A tale from the “wild, wild west” of academia

An internal investigation at the University of North Carolina-Chapel Hill has uncovered academic fraud involving the department of African and Afro-American Studies. The fraud extends to more than 50 different classes. It ranges from no-show professors to unauthorized grade changes for students.

According to the findings of the investigation, the department of African and Afro-American Studies offered 616 classes from the Summer of 2007 through the Summer of 2009. This fact alone raises questions for me. How serious could this many courses, offered by one backwater department, be?

In any event, the investigation found that in 9 of the 616 courses, there was no evidence that the faculty member listed as instructor of record, or any other faculty member, supervised the course or graded the work. Students apparently submitted work and received grades, but the grades were submitted to the Office of the Registrar with faculty signatures that appear to be forged.
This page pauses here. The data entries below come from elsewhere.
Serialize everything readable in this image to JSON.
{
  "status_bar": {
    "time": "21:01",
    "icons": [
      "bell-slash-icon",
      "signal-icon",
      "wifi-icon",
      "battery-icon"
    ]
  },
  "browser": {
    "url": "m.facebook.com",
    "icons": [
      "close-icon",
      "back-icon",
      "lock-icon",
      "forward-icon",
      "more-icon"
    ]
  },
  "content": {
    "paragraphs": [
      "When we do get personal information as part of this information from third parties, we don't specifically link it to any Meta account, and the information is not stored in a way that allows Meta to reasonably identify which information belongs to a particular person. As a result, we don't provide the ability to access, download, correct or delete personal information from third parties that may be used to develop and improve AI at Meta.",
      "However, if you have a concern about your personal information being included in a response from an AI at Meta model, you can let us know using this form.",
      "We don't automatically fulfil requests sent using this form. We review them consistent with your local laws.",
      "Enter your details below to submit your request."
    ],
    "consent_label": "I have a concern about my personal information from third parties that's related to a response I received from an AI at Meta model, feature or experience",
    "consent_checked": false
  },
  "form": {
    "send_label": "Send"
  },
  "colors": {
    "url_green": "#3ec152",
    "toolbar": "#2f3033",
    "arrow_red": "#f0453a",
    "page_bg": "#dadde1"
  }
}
In 43 additional courses, an instructor provided an assignment and evidently graded the resultant paper. However, the instructor engaged in limited or no classroom or other instructional contact with students.
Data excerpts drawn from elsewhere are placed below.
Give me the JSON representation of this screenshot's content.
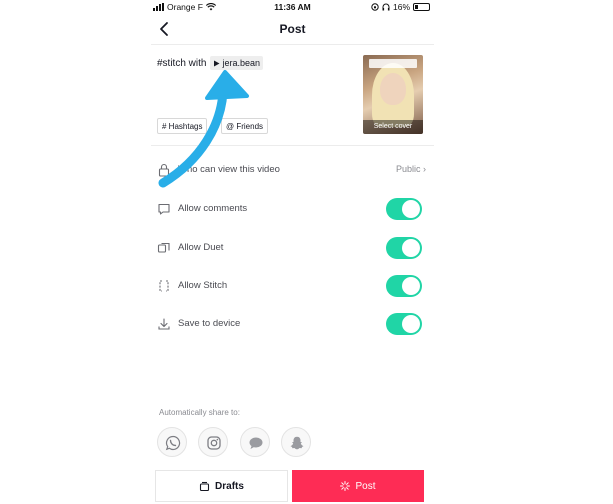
{
  "status_bar": {
    "carrier": "Orange F",
    "time": "11:36 AM",
    "battery": "16%"
  },
  "header": {
    "title": "Post",
    "back_icon": "chevron-left-icon"
  },
  "caption": {
    "prefix": "#stitch with",
    "mention": "jera.bean"
  },
  "cover": {
    "label": "Select cover"
  },
  "chips": {
    "hashtags": "# Hashtags",
    "friends": "@ Friends"
  },
  "settings": {
    "who_can_view": {
      "label": "Who can view this video",
      "value": "Public"
    },
    "allow_comments": {
      "label": "Allow comments",
      "enabled": true
    },
    "allow_duet": {
      "label": "Allow Duet",
      "enabled": true
    },
    "allow_stitch": {
      "label": "Allow Stitch",
      "enabled": true
    },
    "save_to_device": {
      "label": "Save to device",
      "enabled": true
    }
  },
  "share": {
    "label": "Automatically share to:",
    "targets": [
      "whatsapp-icon",
      "instagram-icon",
      "messages-icon",
      "snapchat-icon"
    ]
  },
  "actions": {
    "drafts": "Drafts",
    "post": "Post"
  },
  "colors": {
    "toggle_on": "#20d5a6",
    "post_button": "#fe2c55",
    "arrow": "#29aee8"
  }
}
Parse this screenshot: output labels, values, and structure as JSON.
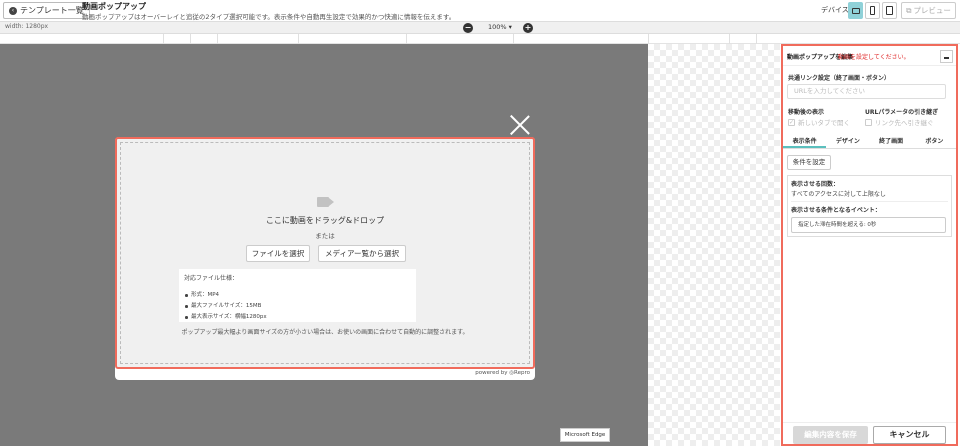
{
  "header": {
    "back_label": "テンプレート一覧",
    "title": "動画ポップアップ",
    "description": "動画ポップアップはオーバーレイと追従の2タイプ選択可能です。表示条件や自動再生設定で効果的かつ快適に情報を伝えます。",
    "device_label": "デバイス",
    "preview_label": "プレビュー"
  },
  "toolbar": {
    "width_text": "width: 1280px",
    "zoom_text": "100% ▾",
    "zoom_minus": "−",
    "zoom_plus": "+"
  },
  "popup": {
    "drop_text": "ここに動画をドラッグ&ドロップ",
    "or_text": "または",
    "select_file": "ファイルを選択",
    "select_media": "メディアー覧から選択",
    "spec_title": "対応ファイル仕様：",
    "spec_items": [
      "形式：MP4",
      "最大ファイルサイズ：15MB",
      "最大表示サイズ：横幅1280px"
    ],
    "note": "ポップアップ最大幅より画面サイズの方が小さい場合は、お使いの画面に合わせて自動的に調整されます。",
    "powered": "powered by ◎Repro"
  },
  "browser_badge": "Microsoft Edge",
  "panel": {
    "title": "動画ポップアップを編集",
    "warning": "動画を設定してください。",
    "link_label": "共通リンク設定（終了画面・ボタン）",
    "url_placeholder": "URLを入力してください",
    "after_move_label": "移動後の表示",
    "new_tab_label": "新しいタブで開く",
    "url_param_label": "URLパラメータの引き継ぎ",
    "link_forward_label": "リンク先へ引き継ぐ",
    "tabs": [
      "表示条件",
      "デザイン",
      "終了画面",
      "ボタン"
    ],
    "condition_button": "条件を設定",
    "times_label": "表示させる回数：",
    "times_value": "すべてのアクセスに対して上限なし",
    "event_label": "表示させる条件となるイベント：",
    "event_value": "指定した滞在時間を超える: 0秒",
    "save_label": "編集内容を保存",
    "cancel_label": "キャンセル"
  },
  "colors": {
    "accent_red": "#f06b5c",
    "tab_underline": "#5bc0be",
    "device_active": "#8fd1d8"
  }
}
Most of the suspect classes were “taught” by Julius Nyang’oro, who started the department and chaired it until last year. In fact, he was listed as the instructor of record, or his name was listed on the grade rolls, for each of the 43 courses where an instructor provided assignments and grades but performed essentially no teaching. Again, for one professor to have responsibility for 43 courses in two-year span seems farcical on its face.

Who was minding the store? The answer, it appears, is no one. The University’s chancellor clearly wasn’t. Less than a year ago, Chancellor Holden Thorp expressed full confidence in Nyang’oro even as concerns about his instruction began to surface. Did Thorp bother to check the course guide?

It appears that the scandal first came to light as a football story. Many of the students who took the bogus courses were members of the football team. Together with basketball players, they comprised 39 percent of the lucky students. But the investigation found no evidence that athletes were treated differently than anyone else. Everyone who took the course received the same stellar instruction.

In my opinion, based on the facts I’ve seen so far, this story isn’t about football; it’s about academic corruption. And I doubt it’s any accident that the corruption occurred in a Black studies department, the wildest precinct in the wild west of academia. Administrators have little reason to hold such departments accountable. Why would an administrator risk the ire of campus minorities, not to mention accusations of racism, in the name of ensuring rigor (or at least some degree of seriousness) in a department that he or she may well consider something of a joke to begin with?